Michels is in his first campaign since an unsuccessful run for U.S. Senate 18 years ago. Barry Burden, a political science professor and director of the Elections Research Center at the University of Wisconsin, said such candidates “make mistakes sometimes.”

“They say things that commit then to a position or a path that they eventually don’t want to be on so that creates inconsistencies with their positions as they try to walk back earlier views,” he said.

Michels’ abortion shift came after a primary fight where his chief rival, former Lt. Gov. Rebecca Kleefisch, also opposed the rape and incest exceptions. After winning, Michels clearly came under pressure to soften his position, Burden said.

A Marquette University Law School poll taken shortly before Michels’ reversal found 83% of respondents — including 70% of Republicans — supported exceptions for rape and incest.

“Abortion is a little bit of a worrying sign for Republicans as an issue and it might be the only thing that ends up saving some Democrats who are having a tough go of it,” Burden said.

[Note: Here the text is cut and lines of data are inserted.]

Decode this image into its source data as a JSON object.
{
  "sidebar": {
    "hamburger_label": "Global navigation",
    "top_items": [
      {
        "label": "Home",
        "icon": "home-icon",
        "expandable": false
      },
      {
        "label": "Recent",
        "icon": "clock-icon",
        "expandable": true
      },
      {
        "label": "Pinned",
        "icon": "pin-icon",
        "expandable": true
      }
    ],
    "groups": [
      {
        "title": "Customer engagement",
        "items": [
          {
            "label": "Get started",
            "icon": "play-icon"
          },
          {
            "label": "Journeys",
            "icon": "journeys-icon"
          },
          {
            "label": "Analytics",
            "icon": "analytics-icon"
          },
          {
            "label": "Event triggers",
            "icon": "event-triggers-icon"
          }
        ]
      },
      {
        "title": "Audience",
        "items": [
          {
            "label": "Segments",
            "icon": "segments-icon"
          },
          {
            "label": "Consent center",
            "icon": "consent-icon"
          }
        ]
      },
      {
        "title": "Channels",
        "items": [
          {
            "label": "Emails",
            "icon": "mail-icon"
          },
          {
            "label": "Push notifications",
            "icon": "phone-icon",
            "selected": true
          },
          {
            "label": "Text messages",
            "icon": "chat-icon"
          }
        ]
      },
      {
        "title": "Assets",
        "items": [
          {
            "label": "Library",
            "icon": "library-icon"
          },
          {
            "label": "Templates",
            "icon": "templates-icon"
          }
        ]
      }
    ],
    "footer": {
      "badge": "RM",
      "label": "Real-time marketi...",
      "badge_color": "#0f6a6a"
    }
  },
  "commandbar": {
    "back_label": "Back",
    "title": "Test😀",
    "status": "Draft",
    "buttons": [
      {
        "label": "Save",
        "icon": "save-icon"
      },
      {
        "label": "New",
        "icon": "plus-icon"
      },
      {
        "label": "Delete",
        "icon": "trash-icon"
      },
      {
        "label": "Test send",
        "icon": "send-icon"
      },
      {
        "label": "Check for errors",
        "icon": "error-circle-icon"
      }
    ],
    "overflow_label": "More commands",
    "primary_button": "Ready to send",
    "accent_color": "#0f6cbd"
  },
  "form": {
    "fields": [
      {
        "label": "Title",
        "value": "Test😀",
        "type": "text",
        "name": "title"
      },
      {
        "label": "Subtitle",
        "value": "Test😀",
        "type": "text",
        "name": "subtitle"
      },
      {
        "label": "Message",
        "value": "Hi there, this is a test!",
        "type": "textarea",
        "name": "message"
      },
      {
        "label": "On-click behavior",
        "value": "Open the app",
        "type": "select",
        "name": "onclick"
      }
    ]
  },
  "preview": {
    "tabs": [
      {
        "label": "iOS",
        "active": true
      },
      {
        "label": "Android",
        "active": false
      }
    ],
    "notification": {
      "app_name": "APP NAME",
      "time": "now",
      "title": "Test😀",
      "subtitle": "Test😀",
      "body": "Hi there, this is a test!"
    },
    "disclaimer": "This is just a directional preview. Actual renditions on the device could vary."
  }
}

To push back, Michels accuses Evers of breaking promises with voters on a variety of issues, including changes in approach to fighting COVID-19 in 2020. He also points out that Evers proposed tax increases, after saying he didn’t intend to raise taxes, and then later took credit for tax cuts passed by the GOP-controlled Legislature that he signed into law.

As part of his strategy to make the race about crime and safety, Michels has also attacked Evers over his administration paroling people convicted of murder and rape and said that Evers has broken his promise made in 2018 not to release violent offenders.

Evers does not determine who is granted parole, something that has occurred routinely under both Republican and Democratic governors for decades.